I was in a village in Costa Rica and was allowed to pet a mix dog that was said to be vicious well both dogs. I was able to walk the mix dog and was pretty aggressive to other dogs. However, the German shepherd was not able to pet say hi or anything. You see both dogs are used as tools only to protect property. Anyways as I was sitting down petting the mix dog the GS was quiet relaxed sitting down. Then got up and starting barking even lunged. I swear the dog was saying "Watch out you idiot look behind you or your going to die!" I was like what are you barking at and even tried to break free. Then got quiet. I turned around and a jeep nearly hit me like 5 inches from hitting me in the back. I was so lucky. I thought to myself I think this Geman shepherd that has a bad name by everybody in the village tried to save my life.


----------



## Castlemaid (Jun 29, 2006)

Well that's a neat story, but best thing would be to not sit down in areas where there is vehicle traffic, but to get out of the way. 

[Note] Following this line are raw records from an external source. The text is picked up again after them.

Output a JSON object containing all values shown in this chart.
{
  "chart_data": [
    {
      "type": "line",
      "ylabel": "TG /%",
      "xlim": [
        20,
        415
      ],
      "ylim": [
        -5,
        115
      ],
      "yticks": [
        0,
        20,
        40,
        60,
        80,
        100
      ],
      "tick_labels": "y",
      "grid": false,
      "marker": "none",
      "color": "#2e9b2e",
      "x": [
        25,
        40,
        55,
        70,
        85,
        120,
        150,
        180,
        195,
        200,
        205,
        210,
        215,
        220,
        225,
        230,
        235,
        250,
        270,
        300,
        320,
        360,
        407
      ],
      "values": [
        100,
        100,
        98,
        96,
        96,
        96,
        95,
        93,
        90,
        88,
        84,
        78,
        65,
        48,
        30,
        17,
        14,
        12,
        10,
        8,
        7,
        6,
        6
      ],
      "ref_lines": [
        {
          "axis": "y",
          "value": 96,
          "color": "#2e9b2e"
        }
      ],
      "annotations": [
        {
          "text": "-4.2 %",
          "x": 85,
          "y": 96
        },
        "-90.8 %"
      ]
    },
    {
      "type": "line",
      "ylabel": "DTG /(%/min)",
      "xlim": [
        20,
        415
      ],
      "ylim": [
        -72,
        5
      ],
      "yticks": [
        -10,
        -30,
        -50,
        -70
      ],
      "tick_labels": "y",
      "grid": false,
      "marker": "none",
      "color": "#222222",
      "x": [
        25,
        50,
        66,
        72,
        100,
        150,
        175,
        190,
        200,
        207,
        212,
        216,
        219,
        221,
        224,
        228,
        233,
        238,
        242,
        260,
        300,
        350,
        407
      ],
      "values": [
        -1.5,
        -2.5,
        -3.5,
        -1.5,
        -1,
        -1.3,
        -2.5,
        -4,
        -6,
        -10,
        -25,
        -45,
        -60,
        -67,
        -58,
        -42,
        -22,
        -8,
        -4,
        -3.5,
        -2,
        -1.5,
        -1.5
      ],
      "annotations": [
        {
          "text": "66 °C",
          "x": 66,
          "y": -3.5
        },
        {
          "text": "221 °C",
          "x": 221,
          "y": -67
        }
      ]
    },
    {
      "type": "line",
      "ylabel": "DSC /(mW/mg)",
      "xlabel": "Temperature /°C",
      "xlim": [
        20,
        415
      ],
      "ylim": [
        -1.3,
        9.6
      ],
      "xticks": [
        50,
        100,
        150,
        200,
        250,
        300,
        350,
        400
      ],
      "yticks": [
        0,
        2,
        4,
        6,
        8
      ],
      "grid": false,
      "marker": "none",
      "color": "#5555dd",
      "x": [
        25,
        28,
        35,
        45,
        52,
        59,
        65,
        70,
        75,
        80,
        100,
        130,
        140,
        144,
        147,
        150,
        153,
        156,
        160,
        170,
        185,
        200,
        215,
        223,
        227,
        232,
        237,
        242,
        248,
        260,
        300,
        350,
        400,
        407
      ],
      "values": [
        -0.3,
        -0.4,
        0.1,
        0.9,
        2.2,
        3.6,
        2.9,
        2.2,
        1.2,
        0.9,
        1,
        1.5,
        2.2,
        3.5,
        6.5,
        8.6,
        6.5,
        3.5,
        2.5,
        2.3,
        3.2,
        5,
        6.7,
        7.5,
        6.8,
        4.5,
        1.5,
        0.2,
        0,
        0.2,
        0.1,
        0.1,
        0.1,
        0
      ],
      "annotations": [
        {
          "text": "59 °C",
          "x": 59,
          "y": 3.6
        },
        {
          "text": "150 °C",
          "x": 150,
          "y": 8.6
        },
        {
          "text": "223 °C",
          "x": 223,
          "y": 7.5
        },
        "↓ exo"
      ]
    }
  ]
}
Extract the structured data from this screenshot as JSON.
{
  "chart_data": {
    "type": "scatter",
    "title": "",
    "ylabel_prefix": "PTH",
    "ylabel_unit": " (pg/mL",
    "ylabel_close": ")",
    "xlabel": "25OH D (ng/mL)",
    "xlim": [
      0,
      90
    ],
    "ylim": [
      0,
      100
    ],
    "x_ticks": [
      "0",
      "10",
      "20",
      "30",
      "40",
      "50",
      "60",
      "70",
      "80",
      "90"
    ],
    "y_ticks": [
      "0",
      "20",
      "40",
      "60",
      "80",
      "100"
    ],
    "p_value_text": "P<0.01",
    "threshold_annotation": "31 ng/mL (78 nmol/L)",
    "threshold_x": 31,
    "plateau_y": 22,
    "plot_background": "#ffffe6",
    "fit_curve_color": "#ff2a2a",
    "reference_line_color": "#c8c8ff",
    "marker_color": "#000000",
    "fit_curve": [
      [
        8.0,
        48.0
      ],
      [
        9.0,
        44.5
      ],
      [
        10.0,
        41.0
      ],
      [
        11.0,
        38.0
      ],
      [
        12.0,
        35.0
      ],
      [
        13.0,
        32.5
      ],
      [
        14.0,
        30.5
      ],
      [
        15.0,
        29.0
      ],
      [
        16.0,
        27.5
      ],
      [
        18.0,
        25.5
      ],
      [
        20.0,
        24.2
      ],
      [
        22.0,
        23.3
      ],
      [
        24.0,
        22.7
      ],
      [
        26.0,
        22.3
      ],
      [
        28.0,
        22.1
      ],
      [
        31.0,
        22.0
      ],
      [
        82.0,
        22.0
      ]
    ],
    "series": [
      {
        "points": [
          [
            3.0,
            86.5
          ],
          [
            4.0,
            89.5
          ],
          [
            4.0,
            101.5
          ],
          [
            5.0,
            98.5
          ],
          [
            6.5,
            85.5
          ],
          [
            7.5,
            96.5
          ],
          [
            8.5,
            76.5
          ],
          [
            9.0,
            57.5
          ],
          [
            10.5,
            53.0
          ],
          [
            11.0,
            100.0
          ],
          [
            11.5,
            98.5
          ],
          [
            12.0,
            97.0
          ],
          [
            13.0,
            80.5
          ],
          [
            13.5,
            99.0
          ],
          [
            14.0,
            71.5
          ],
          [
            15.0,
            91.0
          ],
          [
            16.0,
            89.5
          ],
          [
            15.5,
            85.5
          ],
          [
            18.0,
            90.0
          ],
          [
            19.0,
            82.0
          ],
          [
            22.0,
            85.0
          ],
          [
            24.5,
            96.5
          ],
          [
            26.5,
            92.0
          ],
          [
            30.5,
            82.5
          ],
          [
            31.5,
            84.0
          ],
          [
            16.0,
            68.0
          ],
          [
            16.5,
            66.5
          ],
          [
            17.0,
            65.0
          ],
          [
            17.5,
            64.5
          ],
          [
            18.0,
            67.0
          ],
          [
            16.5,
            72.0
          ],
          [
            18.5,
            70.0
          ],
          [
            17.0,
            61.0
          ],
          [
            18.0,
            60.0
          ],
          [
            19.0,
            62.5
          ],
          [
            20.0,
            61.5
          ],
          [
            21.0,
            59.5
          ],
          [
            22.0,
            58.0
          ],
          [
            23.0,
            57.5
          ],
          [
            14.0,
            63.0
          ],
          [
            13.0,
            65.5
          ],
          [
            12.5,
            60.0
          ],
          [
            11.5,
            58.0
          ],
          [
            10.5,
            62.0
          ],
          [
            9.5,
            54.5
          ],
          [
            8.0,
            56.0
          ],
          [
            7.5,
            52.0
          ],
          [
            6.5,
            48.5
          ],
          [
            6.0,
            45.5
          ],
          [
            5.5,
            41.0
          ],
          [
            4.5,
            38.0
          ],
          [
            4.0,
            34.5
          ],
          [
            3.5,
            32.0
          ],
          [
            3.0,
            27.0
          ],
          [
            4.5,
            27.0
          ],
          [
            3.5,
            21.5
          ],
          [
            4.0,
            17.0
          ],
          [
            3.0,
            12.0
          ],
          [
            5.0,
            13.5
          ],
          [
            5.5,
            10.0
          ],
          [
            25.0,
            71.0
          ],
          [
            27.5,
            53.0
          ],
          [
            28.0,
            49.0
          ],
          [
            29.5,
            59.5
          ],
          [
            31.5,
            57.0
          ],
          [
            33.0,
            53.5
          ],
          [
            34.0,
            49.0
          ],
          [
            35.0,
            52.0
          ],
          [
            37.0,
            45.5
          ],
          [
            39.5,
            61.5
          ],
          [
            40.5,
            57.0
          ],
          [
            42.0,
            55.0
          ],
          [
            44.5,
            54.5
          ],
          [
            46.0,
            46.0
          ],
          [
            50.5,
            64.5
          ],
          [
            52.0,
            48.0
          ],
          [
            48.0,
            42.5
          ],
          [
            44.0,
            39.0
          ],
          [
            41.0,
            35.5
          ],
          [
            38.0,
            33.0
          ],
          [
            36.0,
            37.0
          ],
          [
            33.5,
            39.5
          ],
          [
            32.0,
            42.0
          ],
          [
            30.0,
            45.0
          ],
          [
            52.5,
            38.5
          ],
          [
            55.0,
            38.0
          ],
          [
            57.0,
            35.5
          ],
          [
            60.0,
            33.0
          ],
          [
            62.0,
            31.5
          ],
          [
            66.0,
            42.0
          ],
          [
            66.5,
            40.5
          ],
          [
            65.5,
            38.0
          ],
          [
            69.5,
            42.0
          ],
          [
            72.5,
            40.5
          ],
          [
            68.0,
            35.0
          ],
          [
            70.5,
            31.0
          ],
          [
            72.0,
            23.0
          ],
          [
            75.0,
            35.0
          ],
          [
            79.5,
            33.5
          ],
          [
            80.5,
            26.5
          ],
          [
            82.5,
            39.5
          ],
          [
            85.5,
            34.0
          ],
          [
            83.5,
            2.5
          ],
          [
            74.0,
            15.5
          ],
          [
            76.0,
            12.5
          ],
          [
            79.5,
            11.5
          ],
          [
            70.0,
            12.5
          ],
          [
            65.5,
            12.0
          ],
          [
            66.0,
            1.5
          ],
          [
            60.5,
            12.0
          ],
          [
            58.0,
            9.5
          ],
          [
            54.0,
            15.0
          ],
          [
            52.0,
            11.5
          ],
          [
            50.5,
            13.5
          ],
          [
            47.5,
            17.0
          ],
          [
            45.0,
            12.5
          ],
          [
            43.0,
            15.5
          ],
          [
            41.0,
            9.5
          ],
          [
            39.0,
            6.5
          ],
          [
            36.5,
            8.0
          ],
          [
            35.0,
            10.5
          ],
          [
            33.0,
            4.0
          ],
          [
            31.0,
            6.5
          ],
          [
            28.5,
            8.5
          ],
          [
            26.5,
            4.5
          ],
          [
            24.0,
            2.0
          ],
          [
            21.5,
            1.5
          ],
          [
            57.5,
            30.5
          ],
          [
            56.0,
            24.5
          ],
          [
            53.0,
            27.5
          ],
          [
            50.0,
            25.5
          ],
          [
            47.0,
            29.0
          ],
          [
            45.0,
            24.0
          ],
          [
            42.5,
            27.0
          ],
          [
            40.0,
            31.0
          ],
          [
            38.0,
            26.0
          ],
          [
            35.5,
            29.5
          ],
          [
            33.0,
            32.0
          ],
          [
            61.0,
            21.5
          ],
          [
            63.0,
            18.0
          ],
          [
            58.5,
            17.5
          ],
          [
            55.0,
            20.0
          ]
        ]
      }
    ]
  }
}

You did not hear the car coming up behind you? This story sounds more like one of your dreams than something that really happened. Maybe the GSD was protecting himself? Since you were holding the leash, he would have been hit too.


----------



## Lobobear44 (Jan 28, 2013)

@
*Castlemaid*

* Dream? did not cross my mind. This **was not a dream this really happened. The day I was leaving the village in Costa Rica. I was actually real** Petting the dog through the fence than the GS lying down on the ground chained up. Then the GS got up instantly and barked. No i did not hear the jeep I looked behind me after the dog stopped barking and I saw the jeep. Literalluy 5 INCHES about to HIT me. *


----------



## Courtney (Feb 12, 2010)

It is a neat story, hard to tell what the GSD was really reacting too.

Do be careful my friend on your travels


----------



## Sunflowers (Feb 17, 2012)

Lobobear44 said:


> @
> *Castlemaid*
> 
> * Dream? did not cross my mind. This **was not a dream this really happened. The day I was leaving the village in Costa Rica. I was actually real** Petting the dog through the fence than the GS lying down on the ground and chained up *


----------



## selzer (May 7, 2005)

An I thought my hearing was going. By five inches away, I am feeling the jeep in the ground and wind and smelling the jeep. 

Sorry, but I think this one has to be just a little bit of exaggeration or wishful thinking.


----------



## NancyJ (Jun 15, 2003)

I think this post is a year old and we should just let it go.


----------



## selzer (May 7, 2005)

jocoyn said:


> I think this post is a year old and we should just let it go.


Wow, I looked at the 5/2 and never saw that it was 2013. Ok.


----------